Eckel v. O'Keefe

PRESIDING JUSTICE McCORMICK,

dissenting:

I concur in part I of the majority opinion. An appellant must preserve a record sufficient to show not only that there was error, but also that the appellant made timely objection to the error. (Greenlee v. John G. Shedd Aquarium (1961), 31 Ill. App. 2d 402, 411-12, 176 N.E.2d 684.) Plaintiff here has not preserved a sufficient record. I dissent from part II of the majority opinion.

“Whether conduct was negligent or contributorily negligent is rarely decided as a matter of law. The determination of what conduct is negligent or contributorily negligent is a composite of the experiences of average people, and is left to the jury for evaluation.” (Johnson v. Colley (1986), 111 Ill. 2d 468, 475, 490 N.E.2d 685.) The jurors in this case heard all the evidence, weighed the credibility of the witnesses, and in light of their composite experiences, found that plaintiff acted negligently. The majority holds that the trial court erred by failing to direct a contrary verdict.

“[T]he circuit court may properly direct a verdict only when the evidence presents no factual question for the consideration of the jury.” (Rittenhouse v. Tabor Grain Co. (1990), 203 Ill. App. 3d 639, 646, 561 N.E.2d 264.) The evidence here presents a factual question of whether plaintiff acted negligently. Viewing the evidence in the light most favorable to defendant, as we must on plaintiff’s motion for directed verdict (Johnson, 111 Ill. 2d at 474), the record shows that defendant lost control of her car when it hit a pothole and the right tire went onto the east shoulder. Plaintiff saw, from more than 200 feet away, that defendant was losing control of her car, and he knew he needed to be ready to avoid a possible collision. When defendant tried to bring the right side of her car back onto the roadway, the car fishtailed, turning perpendicular to the road, and then went quickly straight across the road before defendant brought the car to a stop on the west shoulder with the back of her car protruding slightly into the roadway. Two cars went around the back of defendant’s car before plaintiff rammed into the side of defendant’s stationary car. As the majority admits, the point of impact was off the roadway.

Since defendant testified that her car fishtailed to be perpendicular to the roadway while it was on the east shoulder, if the jurors believed her, they would have found that plaintiff never faced the “on-coming headlights in [his] own lane” which the majority posits. (See 254 Ill. App. 3d at 709.) Defendant’s car never hurtled toward plaintiff; instead, it crossed the roadway ahead of him, with its side facing plaintiff. Plaintiff had several seconds to react, as he foresaw the possible problem from at least 200 feet away. A jury of 12 persons, probably familiar with driving, found that plaintiff’s course of action, turning off the roadway and turning towards the same direction as defendant’s car, thereby running directly into defendant’s car, was not reasonable and plaintiff was guilty of contributory negligence. The majority dismisses the jury’s assessment because the majority believes plaintiff’s course of action was reasonable, although not the best available.
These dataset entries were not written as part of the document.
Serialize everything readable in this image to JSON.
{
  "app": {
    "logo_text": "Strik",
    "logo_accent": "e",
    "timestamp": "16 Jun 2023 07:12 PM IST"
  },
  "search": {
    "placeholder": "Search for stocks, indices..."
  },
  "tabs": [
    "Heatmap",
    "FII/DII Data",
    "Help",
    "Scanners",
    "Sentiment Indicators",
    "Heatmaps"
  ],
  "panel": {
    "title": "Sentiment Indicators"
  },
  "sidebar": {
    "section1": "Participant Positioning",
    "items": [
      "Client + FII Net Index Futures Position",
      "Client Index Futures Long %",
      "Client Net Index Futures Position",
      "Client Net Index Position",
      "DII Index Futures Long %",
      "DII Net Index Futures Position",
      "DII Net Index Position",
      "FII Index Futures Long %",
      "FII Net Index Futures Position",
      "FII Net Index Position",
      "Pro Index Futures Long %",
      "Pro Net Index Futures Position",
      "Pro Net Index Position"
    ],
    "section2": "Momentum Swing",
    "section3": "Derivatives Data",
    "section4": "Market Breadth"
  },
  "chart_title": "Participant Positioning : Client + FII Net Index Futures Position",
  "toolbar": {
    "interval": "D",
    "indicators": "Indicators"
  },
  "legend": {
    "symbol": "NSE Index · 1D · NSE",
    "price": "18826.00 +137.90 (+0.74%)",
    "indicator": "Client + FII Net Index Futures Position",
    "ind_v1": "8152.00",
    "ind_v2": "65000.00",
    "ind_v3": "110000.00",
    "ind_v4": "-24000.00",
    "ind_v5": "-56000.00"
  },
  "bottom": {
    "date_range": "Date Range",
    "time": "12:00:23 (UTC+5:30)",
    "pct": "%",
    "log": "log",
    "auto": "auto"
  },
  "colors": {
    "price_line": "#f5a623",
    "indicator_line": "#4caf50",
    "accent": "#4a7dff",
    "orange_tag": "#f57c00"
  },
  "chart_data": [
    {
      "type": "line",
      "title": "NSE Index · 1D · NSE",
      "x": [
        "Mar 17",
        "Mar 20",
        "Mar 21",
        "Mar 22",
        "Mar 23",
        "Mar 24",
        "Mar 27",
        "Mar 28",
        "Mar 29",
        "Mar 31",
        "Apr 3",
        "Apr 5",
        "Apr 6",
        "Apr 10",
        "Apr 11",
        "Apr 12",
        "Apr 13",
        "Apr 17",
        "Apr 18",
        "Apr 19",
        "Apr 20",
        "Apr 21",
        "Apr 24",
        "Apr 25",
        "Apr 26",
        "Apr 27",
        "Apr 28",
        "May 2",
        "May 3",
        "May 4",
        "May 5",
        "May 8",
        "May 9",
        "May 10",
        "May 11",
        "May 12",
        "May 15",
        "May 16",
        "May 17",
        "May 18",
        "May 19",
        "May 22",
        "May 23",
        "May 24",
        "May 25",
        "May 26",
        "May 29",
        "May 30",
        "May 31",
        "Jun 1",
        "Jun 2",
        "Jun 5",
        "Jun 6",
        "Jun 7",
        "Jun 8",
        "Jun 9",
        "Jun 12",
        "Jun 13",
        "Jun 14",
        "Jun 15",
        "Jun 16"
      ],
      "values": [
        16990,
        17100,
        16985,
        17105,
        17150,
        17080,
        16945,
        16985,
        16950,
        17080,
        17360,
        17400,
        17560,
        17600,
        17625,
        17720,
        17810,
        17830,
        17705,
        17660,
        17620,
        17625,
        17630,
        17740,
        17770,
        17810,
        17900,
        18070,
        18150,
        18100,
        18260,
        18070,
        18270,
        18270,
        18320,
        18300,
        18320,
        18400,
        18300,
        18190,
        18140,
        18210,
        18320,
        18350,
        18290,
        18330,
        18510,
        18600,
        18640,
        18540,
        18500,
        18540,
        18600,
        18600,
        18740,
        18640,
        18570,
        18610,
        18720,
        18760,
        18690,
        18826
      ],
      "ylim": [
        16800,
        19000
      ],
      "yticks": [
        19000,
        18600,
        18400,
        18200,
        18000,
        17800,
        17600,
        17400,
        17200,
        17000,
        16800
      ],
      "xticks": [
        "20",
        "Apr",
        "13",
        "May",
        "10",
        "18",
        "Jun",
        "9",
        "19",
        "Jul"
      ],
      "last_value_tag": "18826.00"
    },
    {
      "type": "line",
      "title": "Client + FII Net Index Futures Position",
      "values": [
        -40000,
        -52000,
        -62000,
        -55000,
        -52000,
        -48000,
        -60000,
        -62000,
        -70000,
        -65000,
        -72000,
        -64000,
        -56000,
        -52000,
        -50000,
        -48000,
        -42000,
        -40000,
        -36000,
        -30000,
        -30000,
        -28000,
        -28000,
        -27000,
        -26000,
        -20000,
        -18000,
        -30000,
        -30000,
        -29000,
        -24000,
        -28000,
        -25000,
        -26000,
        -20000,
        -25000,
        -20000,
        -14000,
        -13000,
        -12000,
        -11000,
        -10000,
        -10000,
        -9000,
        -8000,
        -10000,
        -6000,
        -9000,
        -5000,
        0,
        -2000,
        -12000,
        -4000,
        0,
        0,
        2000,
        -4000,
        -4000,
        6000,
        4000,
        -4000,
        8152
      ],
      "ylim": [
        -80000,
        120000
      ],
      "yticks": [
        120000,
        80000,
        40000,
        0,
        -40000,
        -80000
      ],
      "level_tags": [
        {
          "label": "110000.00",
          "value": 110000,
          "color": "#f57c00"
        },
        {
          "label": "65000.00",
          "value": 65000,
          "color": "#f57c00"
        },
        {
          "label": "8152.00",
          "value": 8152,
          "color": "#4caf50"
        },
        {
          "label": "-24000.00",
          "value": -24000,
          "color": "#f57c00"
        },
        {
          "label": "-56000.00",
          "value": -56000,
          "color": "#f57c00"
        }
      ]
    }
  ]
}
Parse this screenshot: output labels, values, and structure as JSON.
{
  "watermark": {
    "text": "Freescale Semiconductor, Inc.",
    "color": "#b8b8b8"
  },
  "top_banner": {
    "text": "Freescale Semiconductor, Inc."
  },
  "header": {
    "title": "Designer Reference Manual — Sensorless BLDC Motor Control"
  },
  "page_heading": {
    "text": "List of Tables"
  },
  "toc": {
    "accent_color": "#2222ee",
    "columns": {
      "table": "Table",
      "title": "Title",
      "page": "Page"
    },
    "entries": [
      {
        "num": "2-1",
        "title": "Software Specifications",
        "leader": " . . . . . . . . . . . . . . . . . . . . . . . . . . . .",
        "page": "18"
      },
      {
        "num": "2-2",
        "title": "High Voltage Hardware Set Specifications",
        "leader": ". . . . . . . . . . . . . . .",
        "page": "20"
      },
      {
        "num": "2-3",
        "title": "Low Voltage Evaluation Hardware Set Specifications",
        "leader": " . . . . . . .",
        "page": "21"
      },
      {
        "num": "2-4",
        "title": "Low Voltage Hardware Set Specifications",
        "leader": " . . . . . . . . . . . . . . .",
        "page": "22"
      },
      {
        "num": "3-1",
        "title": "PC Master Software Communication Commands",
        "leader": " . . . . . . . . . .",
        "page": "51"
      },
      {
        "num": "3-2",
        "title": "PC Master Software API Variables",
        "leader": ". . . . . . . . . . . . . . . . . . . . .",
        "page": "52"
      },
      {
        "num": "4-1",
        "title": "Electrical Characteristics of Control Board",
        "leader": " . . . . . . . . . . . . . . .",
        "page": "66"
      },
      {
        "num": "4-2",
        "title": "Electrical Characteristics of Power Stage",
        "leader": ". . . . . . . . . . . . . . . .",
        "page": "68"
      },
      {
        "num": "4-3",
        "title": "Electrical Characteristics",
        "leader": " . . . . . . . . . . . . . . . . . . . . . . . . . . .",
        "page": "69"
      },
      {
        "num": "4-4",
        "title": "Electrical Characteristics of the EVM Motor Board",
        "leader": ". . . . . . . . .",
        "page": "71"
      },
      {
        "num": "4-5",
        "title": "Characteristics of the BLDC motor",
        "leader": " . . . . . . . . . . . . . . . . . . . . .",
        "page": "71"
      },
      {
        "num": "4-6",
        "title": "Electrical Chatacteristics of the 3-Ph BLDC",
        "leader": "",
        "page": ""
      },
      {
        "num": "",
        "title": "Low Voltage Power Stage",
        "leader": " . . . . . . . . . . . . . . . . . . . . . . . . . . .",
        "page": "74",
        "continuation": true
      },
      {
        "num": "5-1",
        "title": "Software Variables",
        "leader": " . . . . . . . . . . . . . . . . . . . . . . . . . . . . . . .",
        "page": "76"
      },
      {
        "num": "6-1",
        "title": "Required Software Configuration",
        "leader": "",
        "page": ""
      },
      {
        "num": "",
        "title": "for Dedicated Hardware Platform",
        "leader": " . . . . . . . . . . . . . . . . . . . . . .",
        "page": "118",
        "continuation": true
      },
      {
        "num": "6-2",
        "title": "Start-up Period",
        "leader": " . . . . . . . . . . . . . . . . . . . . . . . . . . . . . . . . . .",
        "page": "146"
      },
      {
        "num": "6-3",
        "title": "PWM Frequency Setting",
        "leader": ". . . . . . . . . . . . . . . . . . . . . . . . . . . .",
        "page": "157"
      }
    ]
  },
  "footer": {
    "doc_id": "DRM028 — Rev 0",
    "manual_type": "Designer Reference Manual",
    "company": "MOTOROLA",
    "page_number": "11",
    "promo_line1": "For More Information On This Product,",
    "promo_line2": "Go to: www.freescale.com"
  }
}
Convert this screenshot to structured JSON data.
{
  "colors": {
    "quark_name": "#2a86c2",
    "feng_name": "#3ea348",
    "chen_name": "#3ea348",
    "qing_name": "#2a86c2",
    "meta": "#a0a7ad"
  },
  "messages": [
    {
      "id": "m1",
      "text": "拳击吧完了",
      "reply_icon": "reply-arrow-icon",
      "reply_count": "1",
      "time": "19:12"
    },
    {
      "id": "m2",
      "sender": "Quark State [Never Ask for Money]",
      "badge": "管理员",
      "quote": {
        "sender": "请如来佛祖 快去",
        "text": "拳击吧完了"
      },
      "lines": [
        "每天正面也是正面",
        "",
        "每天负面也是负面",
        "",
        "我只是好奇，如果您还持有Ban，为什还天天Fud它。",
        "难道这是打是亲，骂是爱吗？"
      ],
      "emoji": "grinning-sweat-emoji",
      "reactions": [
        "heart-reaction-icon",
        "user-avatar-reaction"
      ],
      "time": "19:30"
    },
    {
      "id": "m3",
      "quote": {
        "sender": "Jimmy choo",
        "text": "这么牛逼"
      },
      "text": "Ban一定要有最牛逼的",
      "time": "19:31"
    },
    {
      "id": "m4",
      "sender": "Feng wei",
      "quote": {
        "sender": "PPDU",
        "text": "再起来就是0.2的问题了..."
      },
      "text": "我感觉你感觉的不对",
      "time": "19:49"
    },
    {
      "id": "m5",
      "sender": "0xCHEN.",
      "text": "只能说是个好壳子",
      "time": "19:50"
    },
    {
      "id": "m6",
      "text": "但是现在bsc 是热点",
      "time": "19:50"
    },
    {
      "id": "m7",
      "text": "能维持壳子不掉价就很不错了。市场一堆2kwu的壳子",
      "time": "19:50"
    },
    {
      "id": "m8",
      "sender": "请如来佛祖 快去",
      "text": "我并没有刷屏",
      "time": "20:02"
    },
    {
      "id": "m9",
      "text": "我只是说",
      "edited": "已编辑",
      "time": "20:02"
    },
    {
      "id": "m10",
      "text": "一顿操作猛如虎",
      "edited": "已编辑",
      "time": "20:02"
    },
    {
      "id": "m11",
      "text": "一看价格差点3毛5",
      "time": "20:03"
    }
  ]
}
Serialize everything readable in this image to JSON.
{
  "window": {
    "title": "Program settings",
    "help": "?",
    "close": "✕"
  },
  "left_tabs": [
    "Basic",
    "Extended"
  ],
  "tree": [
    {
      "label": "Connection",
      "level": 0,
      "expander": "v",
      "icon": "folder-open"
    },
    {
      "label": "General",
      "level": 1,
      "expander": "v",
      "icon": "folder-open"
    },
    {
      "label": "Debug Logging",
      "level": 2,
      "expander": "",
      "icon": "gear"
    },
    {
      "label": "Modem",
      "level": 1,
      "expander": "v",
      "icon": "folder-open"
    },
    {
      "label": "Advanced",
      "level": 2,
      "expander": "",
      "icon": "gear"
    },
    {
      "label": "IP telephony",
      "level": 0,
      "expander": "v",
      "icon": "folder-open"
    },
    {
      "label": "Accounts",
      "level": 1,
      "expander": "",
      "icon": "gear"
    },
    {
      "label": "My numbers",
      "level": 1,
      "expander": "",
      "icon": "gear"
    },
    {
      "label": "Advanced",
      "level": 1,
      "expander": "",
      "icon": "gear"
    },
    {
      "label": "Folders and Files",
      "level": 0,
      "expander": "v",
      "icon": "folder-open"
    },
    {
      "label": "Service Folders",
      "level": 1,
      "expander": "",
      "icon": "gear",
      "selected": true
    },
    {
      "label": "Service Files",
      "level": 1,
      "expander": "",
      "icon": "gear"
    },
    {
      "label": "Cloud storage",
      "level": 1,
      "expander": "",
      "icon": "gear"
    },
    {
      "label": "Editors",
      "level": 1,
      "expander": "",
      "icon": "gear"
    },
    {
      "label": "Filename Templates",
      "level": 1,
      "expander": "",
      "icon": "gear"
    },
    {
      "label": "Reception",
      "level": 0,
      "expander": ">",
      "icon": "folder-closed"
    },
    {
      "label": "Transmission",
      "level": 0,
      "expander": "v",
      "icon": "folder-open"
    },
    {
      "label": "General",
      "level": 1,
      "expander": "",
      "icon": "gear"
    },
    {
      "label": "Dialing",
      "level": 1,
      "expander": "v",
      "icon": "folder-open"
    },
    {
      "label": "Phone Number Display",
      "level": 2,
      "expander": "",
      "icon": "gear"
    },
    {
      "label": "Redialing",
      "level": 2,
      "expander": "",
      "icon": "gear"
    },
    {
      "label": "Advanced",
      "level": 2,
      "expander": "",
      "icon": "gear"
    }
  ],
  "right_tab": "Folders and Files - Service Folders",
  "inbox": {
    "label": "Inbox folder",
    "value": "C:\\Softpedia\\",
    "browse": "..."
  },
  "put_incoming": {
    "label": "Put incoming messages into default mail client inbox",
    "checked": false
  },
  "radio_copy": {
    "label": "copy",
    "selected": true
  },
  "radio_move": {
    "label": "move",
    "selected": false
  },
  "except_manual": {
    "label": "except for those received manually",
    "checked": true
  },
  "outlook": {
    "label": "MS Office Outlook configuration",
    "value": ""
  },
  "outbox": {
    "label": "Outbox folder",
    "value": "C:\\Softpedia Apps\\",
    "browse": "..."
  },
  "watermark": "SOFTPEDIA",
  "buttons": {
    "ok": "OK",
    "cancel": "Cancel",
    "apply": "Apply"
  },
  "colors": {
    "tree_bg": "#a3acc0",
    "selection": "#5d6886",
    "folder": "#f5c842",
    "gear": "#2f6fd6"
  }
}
In Chevrie v. Gruesen (1991), 208 Ill. App. 3d 881, 567 N.E.2d 629, the plaintiff was driving east when a car struck the back of his car and sent the plaintiff’s car across the center line, into oncoming traffic, moving on a perpendicular to the flow of traffic. Two cars passed without incident, but the third vehicle, which the defendant drove, ran into the side of the plaintiff’s car in the defendant’s lane. The trial court granted summary judgment for defendant and the appellate court reversed, holding:

“The driver of a vehicle has the duty to maintain a proper lookout for other cars traveling on the road. [Citation.] This duty applies even though the other car is traveling on the wrong side of the road. [Citation.] So, too, a driver has the duty to reduce speed to avoid collisions.” (Chevrie, 208 Ill. App. 3d at 884.)

The court rejected the defendant’s argument that the collision was unavoidable:

“Two drivers with less time and distance to either observe plaintiff’s car or react to plaintiff’s sudden appearance in their right-of-way were able to take effective evasive measures. *** [T]here is a clear factual question of whether defendant could have avoided the collision with plaintiff’s car ***.” Chevrie, 208 Ill. App. 3d at 886.

Applying similar reasoning, the trial court here rejected plaintiff’s motion for directed verdict:

“The defendant testified without rebuttal that while her car was in the ditch she observed for certain one, and she thought perhaps even two, vehicles that passed behind her vehicle before her vehicle was struck by the plaintiff’s car ***.
That evidence in and of itself, it seems to me, is sufficient to overcome a motion for a directed finding *** and make it a jury question.”

I believe the trial court correctly applied the appropriate legal principles restated in Johnson and Chevrie. (See also Pizano v. Trejo (1971), 2 Ill. App. 3d 944, 947-48, 274 N.E.2d 861.) The issue of whether plaintiff met the standard of acting reasonably under the circumstances presented a question of fact for the jury to decide. For these reasons and the reasons stated in my dissent in Williams, the court should seize this opportunity to overrule Williams. I would affirm the judgment of the trial court.